Sterben hat nichts mit Kranheit zu tun – 4 Fragen halten uns lebendig

Ein Artikel von GreatL!feBooks Autor Bruno Würtenberger, Bewusstseinsforscher und Trainer.

Sterben hat nichts mit Kranheit zu tun.

Immer noch scheint es in den meisten Köpfen klar zu sein, dass Sterben immer mit Kranksein einher geht. Außer bei Unfällen wie dem meinigen, oder in Kriegen, etc.
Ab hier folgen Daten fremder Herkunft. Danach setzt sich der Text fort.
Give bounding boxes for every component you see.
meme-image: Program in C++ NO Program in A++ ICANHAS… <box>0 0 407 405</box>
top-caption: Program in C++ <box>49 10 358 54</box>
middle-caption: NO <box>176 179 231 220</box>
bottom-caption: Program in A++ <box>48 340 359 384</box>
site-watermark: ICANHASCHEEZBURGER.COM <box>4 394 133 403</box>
Aber eigentlich war es in früheren Zeiten üblich dann zu sterben, wenn man gefühlt hat, dass man hier fertig ist. Und das glaube ich auch. Ich fühlte damals, dass wir alle aus ganz bestimmten Gründen und mit einem ganz bestimmten Auftrag hierher gekommen sind. Wir verlassen diese Ebene vermutlich aus folgenden zwei Gründen:

1. Wenn wir gelernt und erfüllt haben, was wir uns für dieses Leben vorgenommen haben und

2. Wenn wir unseren Zustand schon so sehr ruiniert haben, dass wir einen ‚Reset‘ benötigen.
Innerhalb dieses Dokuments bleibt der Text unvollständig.